DipDup offers PostgreSQL + Hasura GraphQL Engine combo out-of-the-box to expose indexed data via REST and GraphQL with minimal configuration. However, you can use any database and API engine (e.g., write your own API backend).

Default DipDup setup and data flow

How it works

From the developer's perspective, there are three main steps for creating an indexer using DipDup framework:

  1. Write a declarative configuration file containing all the inventory and indexing rules.
  2. Describe your domain-specific data models.
  3. Implement the business logic, which is how to convert blockchain data to your models.

As a result, you get a service responsible for filling the database with the indexed data.

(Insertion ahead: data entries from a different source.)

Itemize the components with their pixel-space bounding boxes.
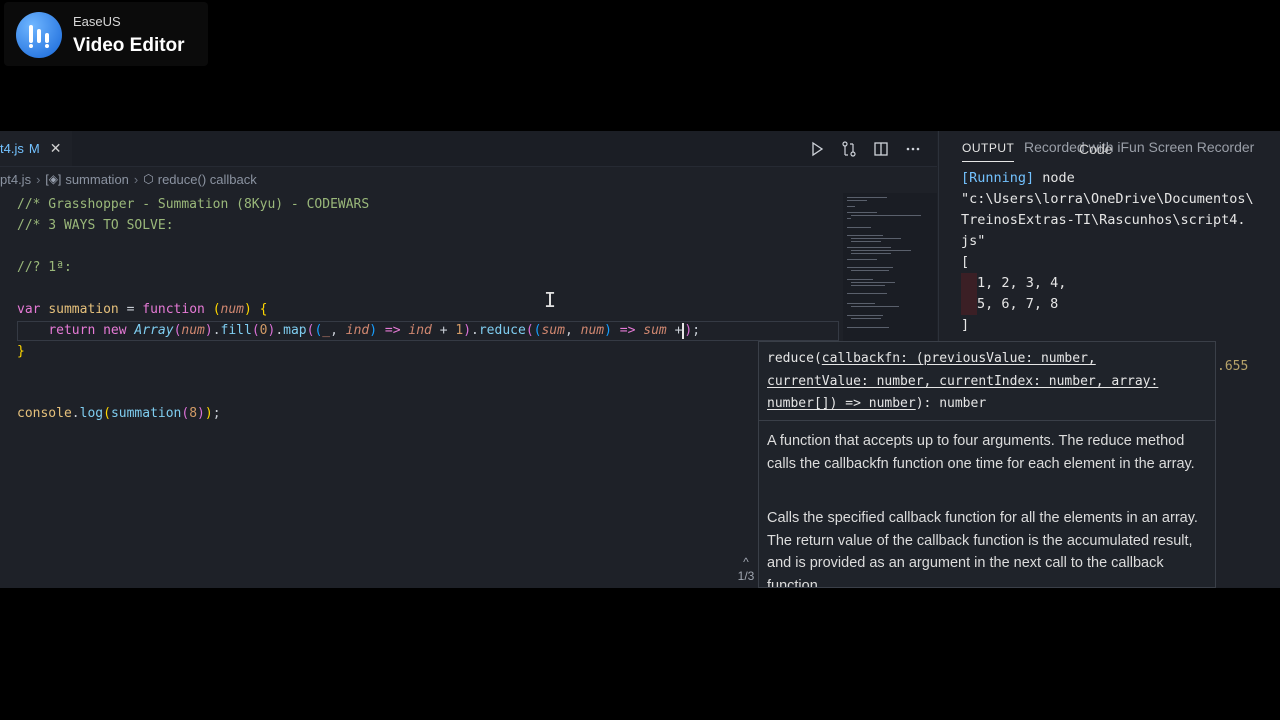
code-token: function (142, 302, 205, 317)
code-token: => (619, 323, 636, 338)
code-token: 8 (189, 406, 198, 421)
code-token: ind (345, 323, 370, 338)
tab-filename: t4.js (0, 141, 24, 156)
compare-changes-icon[interactable] (839, 139, 859, 159)
output-header: OUTPUT Recorded with iFun Screen Recorde… (939, 131, 1280, 166)
code-token: ind (408, 323, 432, 338)
code-token: sum (643, 323, 667, 338)
chevron-up-icon[interactable]: ^ (732, 555, 760, 569)
output-line: TreinosExtras-TI\Rascunhos\script4. (961, 212, 1246, 228)
code-token: => (384, 323, 401, 338)
code-token: _ (322, 323, 331, 338)
code-token: fill (220, 323, 252, 338)
signature-name: reduce( (767, 351, 822, 366)
tab-output[interactable]: OUTPUT (962, 141, 1015, 162)
tab-script4[interactable]: t4.js M ✕ (0, 131, 72, 166)
code-token: var (17, 302, 41, 317)
code-line-8: } (17, 344, 25, 359)
code-token: map (283, 323, 307, 338)
code-token: summation (48, 302, 119, 317)
signature-param: currentValue: number, currentIndex: numb… (767, 373, 1159, 389)
code-token: summation (110, 406, 182, 421)
code-token: = (118, 302, 143, 317)
code-token: new (103, 323, 127, 338)
code-token: 0 (259, 323, 268, 338)
hover-tooltip: reduce(callbackfn: (previousValue: numbe… (758, 341, 1216, 588)
code-editor[interactable]: //* Grasshopper - Summation (8Kyu) - COD… (0, 193, 840, 588)
code-token: + (674, 323, 683, 338)
close-icon[interactable]: ✕ (50, 140, 62, 157)
code-token: num (181, 323, 205, 338)
output-values: 1, 2, 3, 4, (977, 275, 1067, 291)
output-partial-text: .655 (1217, 359, 1249, 374)
breadcrumb-symbol-callback[interactable]: reduce() callback (158, 172, 257, 187)
breadcrumb-file[interactable]: pt4.js (0, 172, 31, 187)
output-values: 5, 6, 7, 8 (977, 296, 1059, 312)
output-line: ] (961, 317, 970, 333)
output-log: [Running] node "c:\Users\lorra\OneDrive\… (961, 168, 1254, 336)
more-actions-icon[interactable] (903, 139, 923, 159)
easeus-logo-icon (16, 12, 62, 58)
signature-param: callbackfn: (previousValue: number, (821, 351, 1096, 366)
breadcrumb: pt4.js › [◈] summation › ⬡ reduce() call… (0, 168, 840, 190)
code-line-7: return new Array(num).fill(0).map((_, in… (48, 322, 701, 339)
output-channel-select[interactable]: Code (1079, 141, 1112, 157)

Within this service, there can be multiple indexers running independently.

Atomicity and persistency

DipDup applies all updates atomically block by block. In case of an emergency shutdown, it can safely recover later and continue from the level it ended. DipDup state is stored in the database per index and can be used by API consumers to determine the current indexer head.

Here are a few essential things to know before running your indexer:

  • Ensure that the database you're connecting to is used by DipDup exclusively. Changes in index configuration or models require DipDup to drop the whole database and start indexing from scratch.
  • Do not rename existing indexes in the config file without cleaning up the database first. DipDup won't handle that automatically and will treat the renamed index as new.
  • Multiple indexes pointing to different contracts should not reuse the same models (unless you know what you are doing) because synchronization is done sequentially by index.

Schema migration

DipDup does not support database schema migration: if there's any model change, it will trigger reindexing. The rationale is that it's easier and faster to start over than handle migrations that can be of arbitrary complexity and do not guarantee data consistency.

DipDup stores a hash of the SQL version of the DB schema and checks for changes each time you run indexing.

Handling chain reorgs

Reorg messages signaling chain reorganizations. That means some blocks, including all operations, are rolled back in favor of another with higher fitness. Chain reorgs happen regularly (especially in testnets), so it's not something you can ignore. You must handle such messages correctly - otherwise, you will likely accumulate duplicate or invalid data. You can implement your rollback logic by editing the on_index_rollback hook.

Single level

Single level rollbacks are processed in the following way:

  • If the new block has the same subset of operations as the replaced one — do nothing;
  • If the new block has all the operations from the replaced one AND several new operations — process those new operations;
  • If the new block misses some operations from the replaced one: trigger full reindexing.